Trans-4,5-epoxy-(E)-2-decenal (CAS# 134454-31-2). This odorant has been identified as a volatile component in mammalian blood and evokes a typical “metallic, blood-like” odor quality in humans [15]. It was presented at a dilution of 1∶100 (in diethyl phthalate) from a stock solution of 5 mg/ml.

iso-pentyl acetate (CAS# 123-92-2). This odorant has been identified as a volatile component in a variety of fruits and evokes a typical “banana-like” odor quality in humans [17]. It was presented at a dilution of 1∶1,000 (in diethyl phthalate).

Diethyl phthalate (CAS# 84-66-2). This organic solvent is near-odorless and was used both for diluting the two monomolecular odorants mentioned above and as a blank stimulus.

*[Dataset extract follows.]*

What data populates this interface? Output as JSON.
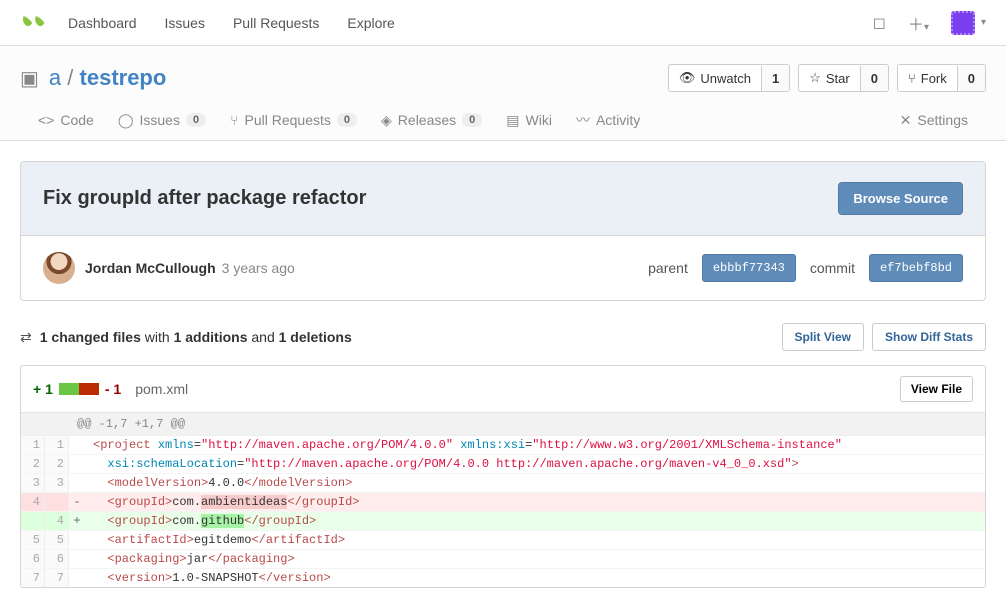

The concentrations mentioned above for the blood odor component and for the fruity odor were chosen in order to provide stimuli that were clearly detectable for humans, but not overwhelmingly strong so that a relatively close contact to the odor source was necessary to detect them.

Experimental procedure

The four different odor stimuli were presented to the animals using wooden (spruce) logs of 48×7×4.5 cm. Each log was impregnated with 0.5 ml of a given odor stimulus immediately prior to each presentation. The odor stimulus was applied on the two largest surfaces of a log using a micropipette and then spread over the surface using a paint brush. Plastic gloves were used whenever the logs were handled to avoid that they were contaminated with human odor. Five logs, impregnated with the same odor stimulus, were used during a given experimental day.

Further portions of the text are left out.